Donald Trump amenazó este miércoles con redoblar los ataques contra la infraestructura de Irán si el régimen continúa disparando contra los barcos que transitan por el Estrecho de Ormuz. Con esta advertencia, el presidente deja en claro que está dispuesto a llevar la guerra a otro nivel.
"A partir de este momento, cada vez que la República Islámica de Irán le dispare a un barco en el Estrecho de Ormuz, ya sea con un misil, un cohete, un dron o cualquier otro dispositivo o arma, Estados Unidos va a bombardear y destruir UN PUENTE O PLANTA ENERGÉTICA, incluidas las que están al lado o dentro de Teherán, la capital", escribió Trump en Truth Social.
El mandatario busca acorralar a Teherán para obligarlo a sentarse a la mesa de negociación, cerrar la guerra y frenar su programa nuclear. La Casa Blanca sigue abierta a la diplomacia, pero, como remarcó el secretario de Estado Marco Rubio hace algunas horas, los iraníes tienen que probar que tienen buenas intenciones para negociar.

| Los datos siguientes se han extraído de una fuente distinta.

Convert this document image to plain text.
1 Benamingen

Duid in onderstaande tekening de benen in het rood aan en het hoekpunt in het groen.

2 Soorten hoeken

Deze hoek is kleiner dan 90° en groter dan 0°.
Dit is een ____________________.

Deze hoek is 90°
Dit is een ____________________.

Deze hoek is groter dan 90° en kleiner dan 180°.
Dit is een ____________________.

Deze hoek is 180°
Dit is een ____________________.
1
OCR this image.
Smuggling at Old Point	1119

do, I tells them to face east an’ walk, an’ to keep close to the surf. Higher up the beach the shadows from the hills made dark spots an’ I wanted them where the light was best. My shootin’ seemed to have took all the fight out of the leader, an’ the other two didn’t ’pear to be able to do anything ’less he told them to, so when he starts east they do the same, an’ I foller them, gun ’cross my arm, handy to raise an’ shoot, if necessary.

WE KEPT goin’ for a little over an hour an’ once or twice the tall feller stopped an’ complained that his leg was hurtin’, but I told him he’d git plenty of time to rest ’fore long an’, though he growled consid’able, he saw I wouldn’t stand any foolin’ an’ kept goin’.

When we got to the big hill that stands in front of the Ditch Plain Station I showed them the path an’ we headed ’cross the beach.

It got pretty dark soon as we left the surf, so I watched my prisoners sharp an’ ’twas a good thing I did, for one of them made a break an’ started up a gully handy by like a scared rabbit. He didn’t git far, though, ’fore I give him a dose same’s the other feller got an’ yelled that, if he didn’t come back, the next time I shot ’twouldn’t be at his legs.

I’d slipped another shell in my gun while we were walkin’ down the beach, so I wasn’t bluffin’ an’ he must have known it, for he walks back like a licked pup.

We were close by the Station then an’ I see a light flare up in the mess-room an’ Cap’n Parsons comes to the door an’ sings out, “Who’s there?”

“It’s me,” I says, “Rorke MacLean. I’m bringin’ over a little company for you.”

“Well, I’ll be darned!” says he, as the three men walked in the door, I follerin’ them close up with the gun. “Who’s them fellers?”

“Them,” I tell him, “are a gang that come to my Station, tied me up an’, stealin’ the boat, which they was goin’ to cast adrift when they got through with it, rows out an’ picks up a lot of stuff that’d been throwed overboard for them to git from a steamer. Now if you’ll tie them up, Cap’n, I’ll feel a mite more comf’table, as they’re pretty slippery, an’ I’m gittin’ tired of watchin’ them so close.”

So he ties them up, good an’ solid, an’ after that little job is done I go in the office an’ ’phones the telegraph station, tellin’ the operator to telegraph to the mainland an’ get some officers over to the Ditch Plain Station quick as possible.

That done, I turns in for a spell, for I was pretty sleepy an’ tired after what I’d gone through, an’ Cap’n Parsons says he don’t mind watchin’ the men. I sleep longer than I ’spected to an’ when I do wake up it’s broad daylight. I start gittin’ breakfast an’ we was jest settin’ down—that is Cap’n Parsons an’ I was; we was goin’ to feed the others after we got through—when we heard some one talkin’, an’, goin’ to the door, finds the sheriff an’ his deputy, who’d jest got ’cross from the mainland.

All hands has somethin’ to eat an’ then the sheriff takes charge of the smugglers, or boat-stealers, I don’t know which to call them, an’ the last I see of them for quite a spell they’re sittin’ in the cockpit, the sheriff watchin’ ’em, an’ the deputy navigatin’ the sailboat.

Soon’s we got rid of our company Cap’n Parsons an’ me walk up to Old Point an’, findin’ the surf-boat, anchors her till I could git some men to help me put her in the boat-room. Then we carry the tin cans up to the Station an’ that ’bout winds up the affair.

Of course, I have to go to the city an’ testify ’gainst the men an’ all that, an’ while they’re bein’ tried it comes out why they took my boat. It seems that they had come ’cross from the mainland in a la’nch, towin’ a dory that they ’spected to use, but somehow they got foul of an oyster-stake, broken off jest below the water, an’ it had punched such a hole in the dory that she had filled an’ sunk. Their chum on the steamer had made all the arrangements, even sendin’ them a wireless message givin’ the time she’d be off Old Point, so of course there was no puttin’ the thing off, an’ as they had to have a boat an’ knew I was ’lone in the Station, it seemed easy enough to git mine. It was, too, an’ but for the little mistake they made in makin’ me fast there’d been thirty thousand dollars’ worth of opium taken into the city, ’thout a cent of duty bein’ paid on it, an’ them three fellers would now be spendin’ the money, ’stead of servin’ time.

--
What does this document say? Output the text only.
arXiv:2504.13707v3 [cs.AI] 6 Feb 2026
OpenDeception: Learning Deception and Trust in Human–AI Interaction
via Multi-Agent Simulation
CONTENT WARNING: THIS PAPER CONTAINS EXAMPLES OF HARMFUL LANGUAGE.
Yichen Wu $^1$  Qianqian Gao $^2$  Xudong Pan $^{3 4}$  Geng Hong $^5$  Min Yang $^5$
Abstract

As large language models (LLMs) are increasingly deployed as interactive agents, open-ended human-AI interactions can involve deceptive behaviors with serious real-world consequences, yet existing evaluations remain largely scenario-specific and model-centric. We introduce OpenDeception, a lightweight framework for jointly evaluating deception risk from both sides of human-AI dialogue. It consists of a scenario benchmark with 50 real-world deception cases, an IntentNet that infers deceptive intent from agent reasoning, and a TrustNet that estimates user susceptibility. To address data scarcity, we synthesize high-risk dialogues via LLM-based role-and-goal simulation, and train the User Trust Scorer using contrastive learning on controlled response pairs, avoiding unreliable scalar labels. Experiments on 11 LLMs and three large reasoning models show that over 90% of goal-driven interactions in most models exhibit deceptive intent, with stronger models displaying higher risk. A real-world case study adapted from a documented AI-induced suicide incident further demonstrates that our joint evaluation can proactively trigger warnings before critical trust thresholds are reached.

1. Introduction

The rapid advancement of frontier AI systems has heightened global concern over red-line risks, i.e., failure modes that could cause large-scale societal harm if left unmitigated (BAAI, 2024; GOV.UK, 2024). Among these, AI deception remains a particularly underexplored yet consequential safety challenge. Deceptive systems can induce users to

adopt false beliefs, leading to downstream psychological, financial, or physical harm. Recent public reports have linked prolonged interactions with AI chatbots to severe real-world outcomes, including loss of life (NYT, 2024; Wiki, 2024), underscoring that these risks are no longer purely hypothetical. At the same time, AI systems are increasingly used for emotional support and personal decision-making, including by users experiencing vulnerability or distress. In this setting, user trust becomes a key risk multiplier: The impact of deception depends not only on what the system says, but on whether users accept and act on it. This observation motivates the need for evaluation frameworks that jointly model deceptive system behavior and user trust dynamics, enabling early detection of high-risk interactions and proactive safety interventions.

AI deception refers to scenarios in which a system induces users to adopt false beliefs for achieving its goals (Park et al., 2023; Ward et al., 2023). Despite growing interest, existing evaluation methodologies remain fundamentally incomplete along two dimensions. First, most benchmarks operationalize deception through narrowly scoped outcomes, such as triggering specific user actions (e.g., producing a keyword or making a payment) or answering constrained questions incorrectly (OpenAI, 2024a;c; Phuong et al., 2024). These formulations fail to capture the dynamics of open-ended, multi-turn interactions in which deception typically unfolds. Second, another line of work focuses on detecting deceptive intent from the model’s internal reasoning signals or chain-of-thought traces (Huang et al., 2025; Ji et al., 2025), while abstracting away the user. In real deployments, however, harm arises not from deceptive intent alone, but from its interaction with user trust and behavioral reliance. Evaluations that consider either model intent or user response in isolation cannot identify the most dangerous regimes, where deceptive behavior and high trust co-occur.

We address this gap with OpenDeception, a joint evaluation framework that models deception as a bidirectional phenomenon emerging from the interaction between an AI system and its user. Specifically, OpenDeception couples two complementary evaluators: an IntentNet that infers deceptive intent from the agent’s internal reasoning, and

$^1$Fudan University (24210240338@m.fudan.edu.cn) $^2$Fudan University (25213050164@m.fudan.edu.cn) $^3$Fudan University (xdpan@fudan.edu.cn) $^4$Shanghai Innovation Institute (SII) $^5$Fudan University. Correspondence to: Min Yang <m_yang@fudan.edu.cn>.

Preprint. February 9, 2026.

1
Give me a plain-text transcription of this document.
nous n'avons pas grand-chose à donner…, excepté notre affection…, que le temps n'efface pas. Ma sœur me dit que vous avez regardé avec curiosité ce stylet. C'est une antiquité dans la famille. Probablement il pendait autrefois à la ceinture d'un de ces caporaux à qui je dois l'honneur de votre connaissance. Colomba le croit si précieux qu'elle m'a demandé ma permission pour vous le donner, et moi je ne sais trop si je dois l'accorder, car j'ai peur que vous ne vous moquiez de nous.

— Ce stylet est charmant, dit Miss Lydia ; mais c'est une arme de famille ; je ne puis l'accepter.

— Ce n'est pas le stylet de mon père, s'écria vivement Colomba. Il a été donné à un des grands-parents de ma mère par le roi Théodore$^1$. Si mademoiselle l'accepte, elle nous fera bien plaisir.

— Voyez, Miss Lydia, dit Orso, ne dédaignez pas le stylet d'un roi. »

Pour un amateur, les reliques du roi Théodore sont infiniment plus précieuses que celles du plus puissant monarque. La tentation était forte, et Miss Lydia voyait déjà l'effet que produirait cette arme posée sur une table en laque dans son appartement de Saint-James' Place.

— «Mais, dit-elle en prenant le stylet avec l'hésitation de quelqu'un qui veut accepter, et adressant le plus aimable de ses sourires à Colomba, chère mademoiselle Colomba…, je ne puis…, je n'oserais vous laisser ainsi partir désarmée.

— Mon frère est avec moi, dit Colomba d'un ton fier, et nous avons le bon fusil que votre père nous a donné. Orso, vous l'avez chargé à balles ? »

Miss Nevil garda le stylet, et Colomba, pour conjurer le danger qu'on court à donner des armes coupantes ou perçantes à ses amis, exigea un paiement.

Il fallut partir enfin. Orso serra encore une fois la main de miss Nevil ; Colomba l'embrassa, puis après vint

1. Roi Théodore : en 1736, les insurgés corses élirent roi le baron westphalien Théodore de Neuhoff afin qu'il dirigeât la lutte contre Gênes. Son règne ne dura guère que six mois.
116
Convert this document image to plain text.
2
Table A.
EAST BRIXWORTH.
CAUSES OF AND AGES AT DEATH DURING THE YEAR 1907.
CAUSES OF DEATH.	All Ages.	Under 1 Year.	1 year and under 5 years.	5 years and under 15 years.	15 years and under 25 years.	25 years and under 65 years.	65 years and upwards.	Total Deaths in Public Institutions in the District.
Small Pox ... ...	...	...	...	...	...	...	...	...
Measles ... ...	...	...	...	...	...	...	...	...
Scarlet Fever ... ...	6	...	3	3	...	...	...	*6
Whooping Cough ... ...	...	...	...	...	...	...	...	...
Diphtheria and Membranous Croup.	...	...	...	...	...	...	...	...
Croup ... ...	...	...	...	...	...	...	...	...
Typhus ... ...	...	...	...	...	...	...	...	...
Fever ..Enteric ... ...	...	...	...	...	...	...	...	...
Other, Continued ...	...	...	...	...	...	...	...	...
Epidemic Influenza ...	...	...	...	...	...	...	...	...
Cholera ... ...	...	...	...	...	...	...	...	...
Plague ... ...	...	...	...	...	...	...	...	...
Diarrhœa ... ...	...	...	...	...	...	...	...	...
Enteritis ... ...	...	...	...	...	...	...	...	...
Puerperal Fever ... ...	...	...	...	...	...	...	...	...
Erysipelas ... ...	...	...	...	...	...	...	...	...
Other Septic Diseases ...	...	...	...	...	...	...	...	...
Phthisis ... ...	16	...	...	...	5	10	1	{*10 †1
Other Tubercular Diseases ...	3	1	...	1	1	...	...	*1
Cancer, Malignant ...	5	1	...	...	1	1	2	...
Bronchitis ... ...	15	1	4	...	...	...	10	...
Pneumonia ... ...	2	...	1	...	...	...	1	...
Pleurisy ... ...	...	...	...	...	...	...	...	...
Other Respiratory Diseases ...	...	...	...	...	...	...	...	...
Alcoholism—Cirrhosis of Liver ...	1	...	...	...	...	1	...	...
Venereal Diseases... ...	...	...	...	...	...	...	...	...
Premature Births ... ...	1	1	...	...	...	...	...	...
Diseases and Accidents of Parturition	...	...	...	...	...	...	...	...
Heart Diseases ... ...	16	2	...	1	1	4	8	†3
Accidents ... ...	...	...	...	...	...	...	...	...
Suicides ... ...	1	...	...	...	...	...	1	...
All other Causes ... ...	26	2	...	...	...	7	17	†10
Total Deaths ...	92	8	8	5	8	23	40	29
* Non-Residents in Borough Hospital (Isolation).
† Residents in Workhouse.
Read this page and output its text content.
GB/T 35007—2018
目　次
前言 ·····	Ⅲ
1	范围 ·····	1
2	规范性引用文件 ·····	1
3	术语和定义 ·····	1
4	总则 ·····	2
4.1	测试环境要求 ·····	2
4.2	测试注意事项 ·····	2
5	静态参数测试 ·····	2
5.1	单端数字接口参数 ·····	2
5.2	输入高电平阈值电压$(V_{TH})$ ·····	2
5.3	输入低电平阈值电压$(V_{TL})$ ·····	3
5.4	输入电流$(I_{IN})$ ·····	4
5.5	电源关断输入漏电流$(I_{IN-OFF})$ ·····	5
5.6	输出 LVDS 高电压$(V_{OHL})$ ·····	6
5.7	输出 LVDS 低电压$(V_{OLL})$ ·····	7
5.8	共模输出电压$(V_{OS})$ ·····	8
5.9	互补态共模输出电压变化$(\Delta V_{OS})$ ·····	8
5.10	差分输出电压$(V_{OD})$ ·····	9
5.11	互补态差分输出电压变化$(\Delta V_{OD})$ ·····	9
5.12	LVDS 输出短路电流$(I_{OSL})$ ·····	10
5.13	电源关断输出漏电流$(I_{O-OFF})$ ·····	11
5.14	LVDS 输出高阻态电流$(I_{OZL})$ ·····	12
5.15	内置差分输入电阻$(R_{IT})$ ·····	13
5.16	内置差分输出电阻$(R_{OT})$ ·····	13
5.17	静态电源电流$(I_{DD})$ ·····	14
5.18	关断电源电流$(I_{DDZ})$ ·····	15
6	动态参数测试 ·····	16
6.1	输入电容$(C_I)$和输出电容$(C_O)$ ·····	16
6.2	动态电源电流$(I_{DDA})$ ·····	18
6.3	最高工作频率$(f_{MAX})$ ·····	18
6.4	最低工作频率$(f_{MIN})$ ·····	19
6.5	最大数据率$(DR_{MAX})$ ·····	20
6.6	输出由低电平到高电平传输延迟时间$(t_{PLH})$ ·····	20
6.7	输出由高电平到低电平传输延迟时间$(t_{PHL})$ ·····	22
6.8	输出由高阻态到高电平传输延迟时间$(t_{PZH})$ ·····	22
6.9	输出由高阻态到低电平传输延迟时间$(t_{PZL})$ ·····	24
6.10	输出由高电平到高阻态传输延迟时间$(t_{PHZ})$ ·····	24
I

Rubio se encuentra en una gira diplomática por Asia.
Trump asiste a la ceremonia de repatriación de los caídos
Mientras tanto, el Comando Central de Estados Unidos (CENTCOM) sigue bombardeando posiciones iraníes e informó en las últimas horas que completó la undécima noche de bombardeos. El objetivo de estos ataques es anular las capacidades del régimen islámico de vulnerar la libertad de navegación en el estrecho de Ormuz.
Hasta el momento, 18 soldados estadounidenses perdieron la vida desde que la guerra comenzó en febrero de este año. Hoy, Trump asistió a la ceremonia de repatriación de los restos de los cuatro efectivos caídos desde que se reinició el fuego entre las partes y se suspendió la tregua.
Entre las víctimas se encuentran el primer teniente Tyler James Feehan, de 25 años, y la soldado Isabella Gonzales, de 19 años, quienes murieron en un ataque iraní en una base militar en Jordania. El Pentágono confirmó recientemente que el sargento Angel S. Rampersad, de 28 años, también falleció en ese mismo hecho. La cuarta baja es el sargento Michael Emmanuel Swinton, de 30 años, quien murió mientras detonaba de forma controlada un dron iraní derribado en Irak.
La ceremonia de repatriación de los caídos tuvo lugar esta mañana en Delaware.